Above I mentioned that der is able to take exact derivatives. That's a bold claim. I've done nothing to prove that so far, since we've been working with floating point numbers.
It turns out that I did not exaggerate. All we need is a type that can represent things symbolically! Enter... SymbolicReal:
immutable SymbolicReal <: Number
expr
end
+(r::SymbolicReal, s::SymbolicReal) = SymbolicReal(:($(r.expr) + $(s.expr)))
*(r::SymbolicReal, s::SymbolicReal) = SymbolicReal(:($(r.expr) * $(s.expr)))
-(r::SymbolicReal, s::SymbolicReal) = SymbolicReal(:($(r.expr) - $(s.expr)))
/(r::SymbolicReal, s::SymbolicReal) = SymbolicReal(:($(r.expr) / $(s.expr)))
^(r::SymbolicReal, s::SymbolicReal) = exp(s * log(r))
sin(r::SymbolicReal) = SymbolicReal(:(sin($(r.expr))))
cos(r::SymbolicReal) = SymbolicReal(:(cos($(r.expr))))
exp(r::SymbolicReal) = SymbolicReal(:(exp($(r.expr))))
log(r::SymbolicReal) = SymbolicReal(:(log($(r.expr))))
convert(::Type{SymbolicReal}, r::SymbolicReal) = r
convert(::Type{SymbolicReal}, n::Number) = SymbolicReal(n)

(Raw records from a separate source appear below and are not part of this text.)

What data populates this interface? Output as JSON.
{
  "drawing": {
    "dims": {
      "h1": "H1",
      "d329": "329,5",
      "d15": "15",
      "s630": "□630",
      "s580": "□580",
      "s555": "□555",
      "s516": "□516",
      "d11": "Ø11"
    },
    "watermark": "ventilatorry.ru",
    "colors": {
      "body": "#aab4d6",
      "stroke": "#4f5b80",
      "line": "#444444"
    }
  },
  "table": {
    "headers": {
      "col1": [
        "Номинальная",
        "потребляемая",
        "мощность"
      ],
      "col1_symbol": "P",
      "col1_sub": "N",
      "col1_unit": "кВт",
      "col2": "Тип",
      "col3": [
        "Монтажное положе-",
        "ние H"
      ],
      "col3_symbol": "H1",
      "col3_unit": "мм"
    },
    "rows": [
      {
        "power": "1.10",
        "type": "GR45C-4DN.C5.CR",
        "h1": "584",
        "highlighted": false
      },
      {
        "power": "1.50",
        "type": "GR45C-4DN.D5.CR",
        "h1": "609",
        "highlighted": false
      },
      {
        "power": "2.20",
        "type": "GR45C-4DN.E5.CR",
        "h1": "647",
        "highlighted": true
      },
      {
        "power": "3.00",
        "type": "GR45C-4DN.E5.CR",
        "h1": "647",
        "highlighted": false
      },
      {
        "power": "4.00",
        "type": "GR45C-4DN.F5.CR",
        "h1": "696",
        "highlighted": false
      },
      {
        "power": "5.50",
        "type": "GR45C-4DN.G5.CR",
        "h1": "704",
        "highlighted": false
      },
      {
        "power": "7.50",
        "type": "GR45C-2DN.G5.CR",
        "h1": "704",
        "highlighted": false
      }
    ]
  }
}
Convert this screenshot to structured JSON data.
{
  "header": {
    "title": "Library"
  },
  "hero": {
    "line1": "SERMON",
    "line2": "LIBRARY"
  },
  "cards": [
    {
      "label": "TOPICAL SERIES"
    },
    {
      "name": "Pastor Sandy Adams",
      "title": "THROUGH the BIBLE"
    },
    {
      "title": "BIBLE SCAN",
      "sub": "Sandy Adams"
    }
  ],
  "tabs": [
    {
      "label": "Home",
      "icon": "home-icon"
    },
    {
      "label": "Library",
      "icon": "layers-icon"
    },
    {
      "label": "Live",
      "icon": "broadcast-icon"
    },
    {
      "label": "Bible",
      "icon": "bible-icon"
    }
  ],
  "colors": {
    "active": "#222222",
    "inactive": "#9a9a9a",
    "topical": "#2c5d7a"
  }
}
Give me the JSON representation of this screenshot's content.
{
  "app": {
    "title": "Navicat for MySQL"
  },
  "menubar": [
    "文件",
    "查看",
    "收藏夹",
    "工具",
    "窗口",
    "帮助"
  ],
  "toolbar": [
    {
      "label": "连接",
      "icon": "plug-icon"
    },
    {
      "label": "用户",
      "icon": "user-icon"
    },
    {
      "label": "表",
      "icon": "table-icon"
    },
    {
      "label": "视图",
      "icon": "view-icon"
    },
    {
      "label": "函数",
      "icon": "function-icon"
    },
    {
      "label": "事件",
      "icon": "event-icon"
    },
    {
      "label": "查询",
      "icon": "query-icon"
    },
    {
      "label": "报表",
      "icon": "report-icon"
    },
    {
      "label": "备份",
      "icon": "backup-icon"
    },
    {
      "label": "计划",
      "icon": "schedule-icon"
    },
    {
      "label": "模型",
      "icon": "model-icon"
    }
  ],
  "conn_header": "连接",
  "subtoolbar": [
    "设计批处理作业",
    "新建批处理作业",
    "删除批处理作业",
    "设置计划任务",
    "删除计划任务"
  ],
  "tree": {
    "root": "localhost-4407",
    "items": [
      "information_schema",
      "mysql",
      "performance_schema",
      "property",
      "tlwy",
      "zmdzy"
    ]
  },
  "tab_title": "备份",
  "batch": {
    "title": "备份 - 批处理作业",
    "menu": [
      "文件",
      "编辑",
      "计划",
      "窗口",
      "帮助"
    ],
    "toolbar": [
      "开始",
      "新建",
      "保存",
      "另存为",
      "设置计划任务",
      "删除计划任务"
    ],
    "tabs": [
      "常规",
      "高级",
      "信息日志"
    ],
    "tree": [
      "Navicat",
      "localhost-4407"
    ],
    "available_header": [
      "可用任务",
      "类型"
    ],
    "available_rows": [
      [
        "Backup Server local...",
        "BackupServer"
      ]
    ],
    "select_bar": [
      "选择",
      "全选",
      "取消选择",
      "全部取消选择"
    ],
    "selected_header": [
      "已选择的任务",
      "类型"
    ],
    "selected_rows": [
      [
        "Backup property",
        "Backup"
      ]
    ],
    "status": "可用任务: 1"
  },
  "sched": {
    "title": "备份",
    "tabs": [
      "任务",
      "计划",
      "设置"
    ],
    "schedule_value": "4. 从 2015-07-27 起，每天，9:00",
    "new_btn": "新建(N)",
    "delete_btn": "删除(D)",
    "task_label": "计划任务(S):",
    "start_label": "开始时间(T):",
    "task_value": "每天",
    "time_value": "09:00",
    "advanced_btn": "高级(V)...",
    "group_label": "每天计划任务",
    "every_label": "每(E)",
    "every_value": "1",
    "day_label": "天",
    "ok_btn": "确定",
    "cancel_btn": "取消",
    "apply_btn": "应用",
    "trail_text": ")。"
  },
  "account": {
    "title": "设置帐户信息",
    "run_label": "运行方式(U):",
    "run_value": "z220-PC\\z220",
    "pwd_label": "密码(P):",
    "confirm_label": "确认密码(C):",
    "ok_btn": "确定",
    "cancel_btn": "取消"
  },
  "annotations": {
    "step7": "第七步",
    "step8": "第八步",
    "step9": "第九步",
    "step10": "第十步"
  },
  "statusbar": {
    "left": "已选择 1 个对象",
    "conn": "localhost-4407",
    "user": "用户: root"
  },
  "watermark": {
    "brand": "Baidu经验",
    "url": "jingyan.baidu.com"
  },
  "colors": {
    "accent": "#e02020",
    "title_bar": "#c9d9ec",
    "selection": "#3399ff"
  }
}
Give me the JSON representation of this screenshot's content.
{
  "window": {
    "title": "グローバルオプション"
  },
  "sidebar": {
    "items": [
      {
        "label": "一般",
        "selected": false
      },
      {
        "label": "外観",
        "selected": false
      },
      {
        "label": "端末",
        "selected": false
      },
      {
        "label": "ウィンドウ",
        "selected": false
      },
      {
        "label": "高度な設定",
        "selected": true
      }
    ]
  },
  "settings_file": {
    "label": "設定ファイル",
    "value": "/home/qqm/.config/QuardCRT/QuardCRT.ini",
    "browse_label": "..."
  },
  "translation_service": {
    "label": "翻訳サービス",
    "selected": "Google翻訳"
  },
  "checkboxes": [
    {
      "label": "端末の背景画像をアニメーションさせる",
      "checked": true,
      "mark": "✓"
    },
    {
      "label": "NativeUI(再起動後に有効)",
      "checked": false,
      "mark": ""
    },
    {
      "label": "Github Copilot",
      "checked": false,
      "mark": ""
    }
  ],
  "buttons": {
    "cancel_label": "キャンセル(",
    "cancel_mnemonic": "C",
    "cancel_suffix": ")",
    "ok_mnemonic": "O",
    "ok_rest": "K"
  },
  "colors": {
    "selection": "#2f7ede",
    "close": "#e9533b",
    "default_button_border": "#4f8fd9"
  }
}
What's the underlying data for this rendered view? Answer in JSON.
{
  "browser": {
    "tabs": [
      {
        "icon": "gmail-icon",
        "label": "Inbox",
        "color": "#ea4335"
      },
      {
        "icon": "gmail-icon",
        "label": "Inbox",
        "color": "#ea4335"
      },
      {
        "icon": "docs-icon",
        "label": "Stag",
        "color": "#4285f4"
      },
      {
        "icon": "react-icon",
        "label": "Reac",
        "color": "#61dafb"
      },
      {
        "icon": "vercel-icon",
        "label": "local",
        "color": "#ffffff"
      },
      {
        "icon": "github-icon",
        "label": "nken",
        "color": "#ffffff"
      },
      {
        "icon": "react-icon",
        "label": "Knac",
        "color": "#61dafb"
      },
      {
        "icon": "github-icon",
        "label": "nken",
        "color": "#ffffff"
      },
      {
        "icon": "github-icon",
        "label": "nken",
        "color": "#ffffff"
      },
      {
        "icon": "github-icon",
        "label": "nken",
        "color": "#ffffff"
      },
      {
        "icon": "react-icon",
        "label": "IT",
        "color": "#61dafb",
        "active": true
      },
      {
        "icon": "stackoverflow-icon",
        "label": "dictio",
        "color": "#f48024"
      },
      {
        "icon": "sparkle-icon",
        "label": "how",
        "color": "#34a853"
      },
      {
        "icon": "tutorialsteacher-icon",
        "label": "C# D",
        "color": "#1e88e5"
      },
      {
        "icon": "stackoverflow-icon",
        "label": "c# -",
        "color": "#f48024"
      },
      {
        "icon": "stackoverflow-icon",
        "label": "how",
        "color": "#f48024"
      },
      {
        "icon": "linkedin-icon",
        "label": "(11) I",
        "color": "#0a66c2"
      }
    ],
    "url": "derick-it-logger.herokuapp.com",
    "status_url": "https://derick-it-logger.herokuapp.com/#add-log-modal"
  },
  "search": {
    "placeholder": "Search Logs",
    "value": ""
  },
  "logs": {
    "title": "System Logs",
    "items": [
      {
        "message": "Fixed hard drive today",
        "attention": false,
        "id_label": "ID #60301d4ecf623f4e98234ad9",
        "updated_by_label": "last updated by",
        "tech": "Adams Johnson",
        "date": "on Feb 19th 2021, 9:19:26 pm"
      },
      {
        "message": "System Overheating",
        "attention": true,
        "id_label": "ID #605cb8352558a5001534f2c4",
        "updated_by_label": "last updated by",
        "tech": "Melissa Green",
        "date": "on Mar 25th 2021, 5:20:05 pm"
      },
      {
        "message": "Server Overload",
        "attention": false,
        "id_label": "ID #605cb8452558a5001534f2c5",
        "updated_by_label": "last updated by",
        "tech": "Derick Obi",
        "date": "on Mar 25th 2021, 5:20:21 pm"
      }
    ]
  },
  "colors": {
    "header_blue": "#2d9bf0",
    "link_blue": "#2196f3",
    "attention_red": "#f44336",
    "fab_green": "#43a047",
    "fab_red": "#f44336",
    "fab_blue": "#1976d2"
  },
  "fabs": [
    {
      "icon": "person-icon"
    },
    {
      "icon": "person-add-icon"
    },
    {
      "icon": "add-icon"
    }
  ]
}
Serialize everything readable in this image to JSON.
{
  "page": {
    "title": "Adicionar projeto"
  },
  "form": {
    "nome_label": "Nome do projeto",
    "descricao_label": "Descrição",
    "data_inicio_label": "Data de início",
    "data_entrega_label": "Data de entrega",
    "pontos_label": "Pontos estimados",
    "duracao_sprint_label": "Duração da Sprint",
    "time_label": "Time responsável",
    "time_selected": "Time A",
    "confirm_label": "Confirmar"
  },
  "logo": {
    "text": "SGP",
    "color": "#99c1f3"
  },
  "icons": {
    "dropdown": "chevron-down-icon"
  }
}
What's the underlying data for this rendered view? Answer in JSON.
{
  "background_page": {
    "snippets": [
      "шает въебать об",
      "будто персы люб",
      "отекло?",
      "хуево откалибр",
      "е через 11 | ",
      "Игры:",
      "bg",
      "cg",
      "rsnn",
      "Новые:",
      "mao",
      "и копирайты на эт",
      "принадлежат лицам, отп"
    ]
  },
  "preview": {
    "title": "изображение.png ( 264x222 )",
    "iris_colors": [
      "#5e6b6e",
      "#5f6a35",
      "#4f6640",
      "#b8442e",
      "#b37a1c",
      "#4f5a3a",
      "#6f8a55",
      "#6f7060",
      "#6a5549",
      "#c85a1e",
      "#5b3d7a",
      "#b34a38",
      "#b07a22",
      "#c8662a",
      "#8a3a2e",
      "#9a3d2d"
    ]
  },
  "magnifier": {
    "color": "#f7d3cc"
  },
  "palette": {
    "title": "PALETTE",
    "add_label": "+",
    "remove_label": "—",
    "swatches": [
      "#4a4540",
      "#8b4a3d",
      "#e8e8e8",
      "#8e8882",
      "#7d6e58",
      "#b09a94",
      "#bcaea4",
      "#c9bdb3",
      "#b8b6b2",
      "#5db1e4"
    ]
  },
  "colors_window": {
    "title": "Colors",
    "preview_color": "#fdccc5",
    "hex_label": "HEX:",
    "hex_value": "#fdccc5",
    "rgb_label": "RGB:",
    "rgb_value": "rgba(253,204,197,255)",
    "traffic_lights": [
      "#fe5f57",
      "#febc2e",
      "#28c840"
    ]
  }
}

promote_rule{T<:Number}(::Type{SymbolicReal}, ::Type{T}) = SymbolicReal
Here we bootstraped off Julia's expressions. Of course, we don't do any simplification or anything above. Expressions just keep growing and growing. But it really does work:
der(x -> x^3)(SymbolicReal(:(x)))
A human would simplify the above to $3x^2$, which is the exact derivative.
der(x -> x^x)(SymbolicReal(:(x)))
A human might simplify the above to $x^x (1 + \log(x))$, which is the exact derivative.
Our implementation of dual numbers is rushed, hurried, and incomplete. For a solid implementation currently in use today, see DualNumbers.jl.